Het koninklijk besluit dat ik aan Uwe Majesteit ter ondertekening voorleg, heeft als doel de wijziging van artikel 14, § 1, van het koninklijk besluit van 16 juli 2002 betreffende de instelling van mechanismen voor de bevordering van elektriciteit opgewekt uit hernieuwbare bronnen.

De juridische grondslag voor dit koninklijk besluit is gelegen in artikel 7, § 1, van de wet van 29 april 1999 betreffende de organisatie van de elektriciteitsmarkt.

Dit besluit is het voorwerp geweest van overleg met gewestregeringen dewelke hebben plaatsgevonden op 30 mei 2018. Daarnaast heeft ook de CREG een voorstel van besluit gemaakt op 16 april 2018.

De wijzigingen ten opzichte van het bestaande artikel 14, § 1 kunnen samengevat worden als volgt.

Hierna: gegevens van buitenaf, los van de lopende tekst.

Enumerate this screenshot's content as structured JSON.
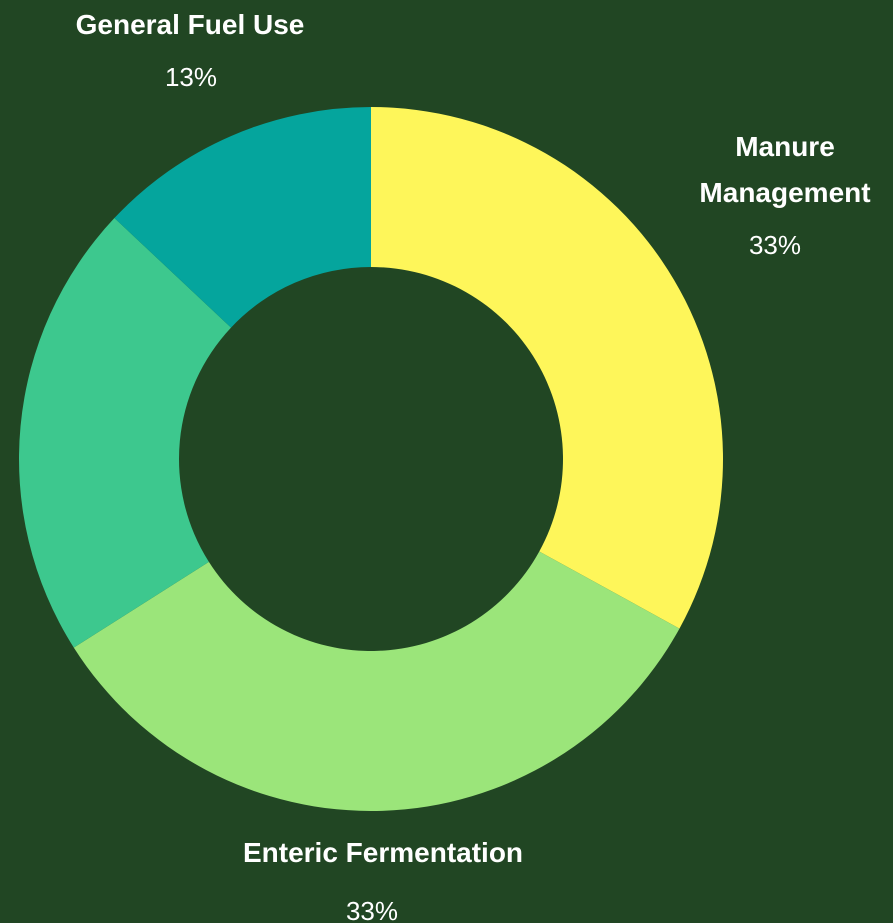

De regering wenste het steunmechanisme te herzien op basis van de volgende motivatie :

- de aanzienlijke vermindering van de kosten voor de bouw van de offshorewindmolenparken, tegen 2020-2030 en daarna, die werd vastgesteld op basis van onder meer het resultaat van sommige veilingen die in de buurlanden werden gehouden. Dit wordt duidelijk aangehaald in studie nr. 1568 van de CREG van 19 december 2016;

- de noodzaak om elke oversubsidiëring te vermijden;

- het belang van de consument;

- de wens om de harmonieuze ontwikkeling van hernieuwbare energie in België op de Noordzee voort te zetten, om vaardigheden en de industriële knowhow te ontwikkelen en om nationale en intra-Belgische doelstellingen voor hernieuwbare energie te bereiken.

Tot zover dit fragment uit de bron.